For decades the solar wind has been associated with structures called coronal holes, which are dark spots that appear above the Sun’s surface as its magnetic field stretches out into the solar system. Plasma can flow along these open magnetic field lines and out into the solar system, creating the solar wind. But how exactly is this plasma launched in the first place?
A new answer to that question may now have been observed. The Solar Orbiter has been watching our local star very closely over the last couple years, a duty that’s included observing a coronal hole up close, in higher definition than ever before, at extreme ultraviolet wavelengths of light.
In doing so, the Orbiter discovered many tiny jets of plasma being ejected from the Sun’s corona. “Tiny” is, of course, a relative term here – each jet was a few hundred kilometers long, reaching speeds of about 100 km (62 miles) per second and lasting 20 to 100 seconds. But compared to other solar flares they’re very low energy, firing off just 1,000th the energy of the previous smallest known flares. Still, their sheer numbers could account for a significant percentage of the solar wind.

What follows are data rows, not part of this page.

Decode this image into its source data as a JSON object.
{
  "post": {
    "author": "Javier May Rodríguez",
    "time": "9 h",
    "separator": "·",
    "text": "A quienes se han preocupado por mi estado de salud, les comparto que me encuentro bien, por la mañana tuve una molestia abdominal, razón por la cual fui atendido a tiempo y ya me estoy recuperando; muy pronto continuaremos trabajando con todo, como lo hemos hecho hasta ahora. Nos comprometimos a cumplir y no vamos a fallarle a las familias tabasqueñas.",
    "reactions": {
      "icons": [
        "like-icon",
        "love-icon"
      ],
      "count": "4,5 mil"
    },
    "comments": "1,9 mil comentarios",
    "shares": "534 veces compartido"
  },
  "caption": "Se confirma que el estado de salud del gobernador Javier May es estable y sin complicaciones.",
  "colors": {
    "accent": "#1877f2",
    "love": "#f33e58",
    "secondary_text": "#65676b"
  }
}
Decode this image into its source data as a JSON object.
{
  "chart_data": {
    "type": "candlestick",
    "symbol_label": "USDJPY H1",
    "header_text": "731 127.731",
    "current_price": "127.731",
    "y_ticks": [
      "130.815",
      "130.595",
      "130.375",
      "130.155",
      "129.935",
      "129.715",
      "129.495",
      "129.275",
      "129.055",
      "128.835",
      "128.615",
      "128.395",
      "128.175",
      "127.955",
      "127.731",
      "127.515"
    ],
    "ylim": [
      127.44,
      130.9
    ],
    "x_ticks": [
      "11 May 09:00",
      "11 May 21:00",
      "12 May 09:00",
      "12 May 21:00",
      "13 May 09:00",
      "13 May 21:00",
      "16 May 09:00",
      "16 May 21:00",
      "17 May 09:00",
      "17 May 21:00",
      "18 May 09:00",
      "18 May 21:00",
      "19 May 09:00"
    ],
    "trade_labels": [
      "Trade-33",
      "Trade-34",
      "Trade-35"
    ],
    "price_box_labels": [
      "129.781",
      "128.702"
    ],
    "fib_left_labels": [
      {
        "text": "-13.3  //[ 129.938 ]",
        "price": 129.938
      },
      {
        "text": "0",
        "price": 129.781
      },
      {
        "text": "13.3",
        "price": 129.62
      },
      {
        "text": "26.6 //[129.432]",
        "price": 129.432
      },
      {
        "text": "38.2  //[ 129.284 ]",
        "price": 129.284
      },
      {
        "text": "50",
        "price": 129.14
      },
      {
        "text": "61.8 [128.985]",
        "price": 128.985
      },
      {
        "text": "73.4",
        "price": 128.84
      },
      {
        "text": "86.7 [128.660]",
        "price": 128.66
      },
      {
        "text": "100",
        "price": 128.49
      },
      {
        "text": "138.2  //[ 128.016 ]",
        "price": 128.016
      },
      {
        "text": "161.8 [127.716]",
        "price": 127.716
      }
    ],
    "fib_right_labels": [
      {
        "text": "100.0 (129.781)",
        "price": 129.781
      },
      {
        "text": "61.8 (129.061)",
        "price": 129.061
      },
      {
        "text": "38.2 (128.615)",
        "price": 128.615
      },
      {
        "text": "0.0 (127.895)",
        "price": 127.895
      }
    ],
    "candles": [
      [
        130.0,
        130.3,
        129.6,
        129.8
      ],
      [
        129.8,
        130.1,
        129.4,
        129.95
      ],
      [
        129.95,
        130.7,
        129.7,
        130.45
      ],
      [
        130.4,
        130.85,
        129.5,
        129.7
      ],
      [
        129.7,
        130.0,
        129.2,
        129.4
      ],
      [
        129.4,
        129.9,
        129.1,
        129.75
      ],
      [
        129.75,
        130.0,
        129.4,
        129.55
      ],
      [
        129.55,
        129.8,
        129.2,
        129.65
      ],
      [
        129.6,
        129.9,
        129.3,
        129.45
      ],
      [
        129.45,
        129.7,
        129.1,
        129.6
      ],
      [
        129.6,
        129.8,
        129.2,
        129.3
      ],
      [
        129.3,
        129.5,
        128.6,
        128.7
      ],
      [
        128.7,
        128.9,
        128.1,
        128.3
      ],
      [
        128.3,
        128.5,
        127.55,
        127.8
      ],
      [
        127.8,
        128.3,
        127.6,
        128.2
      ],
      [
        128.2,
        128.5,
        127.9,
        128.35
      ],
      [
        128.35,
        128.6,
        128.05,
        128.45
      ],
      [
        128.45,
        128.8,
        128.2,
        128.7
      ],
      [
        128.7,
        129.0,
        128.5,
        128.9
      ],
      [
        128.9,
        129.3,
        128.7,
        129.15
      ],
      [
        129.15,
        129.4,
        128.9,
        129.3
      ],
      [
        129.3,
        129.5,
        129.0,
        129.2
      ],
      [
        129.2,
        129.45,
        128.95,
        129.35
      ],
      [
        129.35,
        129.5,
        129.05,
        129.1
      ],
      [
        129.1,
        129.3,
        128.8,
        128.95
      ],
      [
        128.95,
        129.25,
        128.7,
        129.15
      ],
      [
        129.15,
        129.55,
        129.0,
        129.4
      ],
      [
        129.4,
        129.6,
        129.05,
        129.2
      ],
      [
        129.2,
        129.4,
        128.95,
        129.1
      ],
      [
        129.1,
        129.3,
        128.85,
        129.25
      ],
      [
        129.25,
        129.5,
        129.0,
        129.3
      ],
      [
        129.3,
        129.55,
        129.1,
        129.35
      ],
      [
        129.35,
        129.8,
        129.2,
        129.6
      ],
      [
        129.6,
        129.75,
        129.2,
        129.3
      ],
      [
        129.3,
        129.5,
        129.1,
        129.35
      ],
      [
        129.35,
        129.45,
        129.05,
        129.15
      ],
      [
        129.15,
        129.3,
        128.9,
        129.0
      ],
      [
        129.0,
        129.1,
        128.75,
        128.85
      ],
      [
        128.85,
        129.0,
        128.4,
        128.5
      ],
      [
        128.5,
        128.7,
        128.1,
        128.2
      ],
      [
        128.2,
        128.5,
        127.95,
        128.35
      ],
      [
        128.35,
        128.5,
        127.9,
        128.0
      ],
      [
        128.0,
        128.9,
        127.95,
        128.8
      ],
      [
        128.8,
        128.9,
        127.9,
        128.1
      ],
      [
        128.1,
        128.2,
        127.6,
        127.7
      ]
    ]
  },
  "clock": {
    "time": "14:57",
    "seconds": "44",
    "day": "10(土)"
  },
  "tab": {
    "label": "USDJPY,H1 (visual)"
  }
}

“One of the results here is that to a large extent, this flow is not actually uniform, the ubiquity of the jets suggests that the solar wind from coronal holes might originate as a highly intermittent outflow,” said Andrei Zhukov, lead researcher on the Solar Orbiter observation campaign.
More observations will improve our understanding of these tiny jets, as well as the nature of the solar wind. This in turn could provide better forecasts of space weather for future astronauts and spacecraft. Thankfully, Solar Orbiter will get a better view over the next few years, as its orbit changes to get a more direct look at the solar south pole, where the coronal hole was located.
“It's harder to measure some of the properties of these tiny jets when seeing them edge-on, but in a few years, we will see them from a different perspective than any other telescopes or observatories so that together should help a lot,” said Daniel Müller, ESA Project Scientist for Solar Orbiter.
The research was published in the journal Science.